Тут Гоша воздевал перст кверху и принимался вдохновенно вещать.
– Подумай только, тараканы могут обходиться без пищи месяц, не дышать час, задерживать сердцебиение и вообще выживать в невероятных условиях! Доказано, что после атомной катастрофы на Земле останутся только они и какие-то мушки. Их приспособляемость поразительна и глубоко символична. Их не давить, а изучать надо. Я вот пришел к выводу, что русские – это своего рода тараканы. Их травят, а они живут. Они презираемы, питаются отбросами богатых стран, но зато способны выжить там, где не выживет никто. Когда сгниет вся эта западная цивилизация, когда рухнет глиняный колос Китая, когда все человечество будет лежать в руинах, русские выживут и воспрянут. Ты думаешь, отчего в голливудских боевиках американцы постоянно сражаются с разными насекомыми: пауками, тараканами и прочими членистоногими? Именно: русских боятся! Этот страх у них в крови, поэтому холодная война ещё не проиграна. Пока в руском человеке жива его тараканность – то есть тараканья сущность – он непобедим и неистребим. Dixi.
Обычно на такие теории Миша отвечал неопределенно и кратко («ну дела!») или ехидно интересовался:
– А почему же ты тогда их не разводишь? Прикармливай, выращивай…
– Нет-нет! Тараканам нельзя создавать тепличные условия! Достаточно того, что я позволяю им тут существовать, а развиваться они должны самостоятельно. Так и русским нельзя помогать, чтобы не уничтожить в них смекалку, изворотливость и волю к жизни!
За такими разговорами и проходили дни и ночи Гоши – типичного русского интеллигента.
И всё было бы ничего, но однажды Миша к нему пришел с какой-то деловой встречи – особо голодный. Пока Столичная охлаждалась в морозилке, Гоша налил ему позавчерашний борщ, отрезал хлеба и приготовился было развивать одну из своих теорий, как его остановил Мишин вскрик:
– Бля, Гоша, ну какого?!
Миша поднес к носу друга ложку с только что выловленным в борще тараканом.

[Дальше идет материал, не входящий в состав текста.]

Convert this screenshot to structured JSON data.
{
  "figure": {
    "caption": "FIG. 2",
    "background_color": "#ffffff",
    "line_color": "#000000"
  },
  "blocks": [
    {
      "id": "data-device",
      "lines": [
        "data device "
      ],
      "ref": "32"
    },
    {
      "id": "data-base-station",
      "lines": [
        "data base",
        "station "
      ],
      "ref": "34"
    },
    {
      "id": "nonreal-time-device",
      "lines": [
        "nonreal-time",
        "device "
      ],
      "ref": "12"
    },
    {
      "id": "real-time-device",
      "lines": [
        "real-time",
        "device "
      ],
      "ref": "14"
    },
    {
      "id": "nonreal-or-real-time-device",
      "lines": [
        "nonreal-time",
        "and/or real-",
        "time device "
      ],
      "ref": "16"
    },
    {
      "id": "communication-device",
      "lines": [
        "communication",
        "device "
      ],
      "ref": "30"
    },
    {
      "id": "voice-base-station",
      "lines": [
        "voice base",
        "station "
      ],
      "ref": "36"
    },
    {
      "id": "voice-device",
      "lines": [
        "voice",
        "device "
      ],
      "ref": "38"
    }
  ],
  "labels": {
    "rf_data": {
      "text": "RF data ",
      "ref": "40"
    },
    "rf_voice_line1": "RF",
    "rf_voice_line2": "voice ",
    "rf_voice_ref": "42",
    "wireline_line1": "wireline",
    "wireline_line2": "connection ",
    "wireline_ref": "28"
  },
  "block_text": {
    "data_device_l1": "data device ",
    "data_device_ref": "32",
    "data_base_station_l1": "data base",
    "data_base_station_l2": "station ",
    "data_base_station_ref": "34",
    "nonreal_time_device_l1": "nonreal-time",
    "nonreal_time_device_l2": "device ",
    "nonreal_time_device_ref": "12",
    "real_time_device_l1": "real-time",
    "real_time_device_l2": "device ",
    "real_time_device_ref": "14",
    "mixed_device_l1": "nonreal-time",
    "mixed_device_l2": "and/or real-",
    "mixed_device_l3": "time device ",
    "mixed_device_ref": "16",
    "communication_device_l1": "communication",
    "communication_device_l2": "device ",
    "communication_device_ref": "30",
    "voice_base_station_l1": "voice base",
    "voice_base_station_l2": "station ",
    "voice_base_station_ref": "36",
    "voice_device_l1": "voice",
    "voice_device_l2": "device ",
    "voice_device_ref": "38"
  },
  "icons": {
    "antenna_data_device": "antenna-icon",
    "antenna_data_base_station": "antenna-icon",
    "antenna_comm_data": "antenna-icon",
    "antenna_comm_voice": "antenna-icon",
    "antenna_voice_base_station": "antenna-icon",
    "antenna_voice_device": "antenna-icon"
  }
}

Гоша сделал слабую попытку улыбнуться. Мишу это не удовлетворило. С расстроенным лицом он подошел к Гоше и мягко взял за грудки:
– Скажи, я твой лучший друг?
– Э-мм… ну конечно!
– А если б тебе пришлось выбирать между мной и тараканами, кого бы ты выбрал?
– Ну тебя, Миша, что ты! Ну извини, так получилось…
– Стой здесь, я счас…
Миша выскочил на улицу и через полчаса пришел с пакетом из ближайшего гипермаркета. Оттуда он достал несколько пачек тараканьих ловушек Раптор и большой баллон дихлофоса Нео. Не говоря не слова, он расставил ловушки в разных местах кухни и коридора, а дихлофосом обильно побрызгал по углам и щелям.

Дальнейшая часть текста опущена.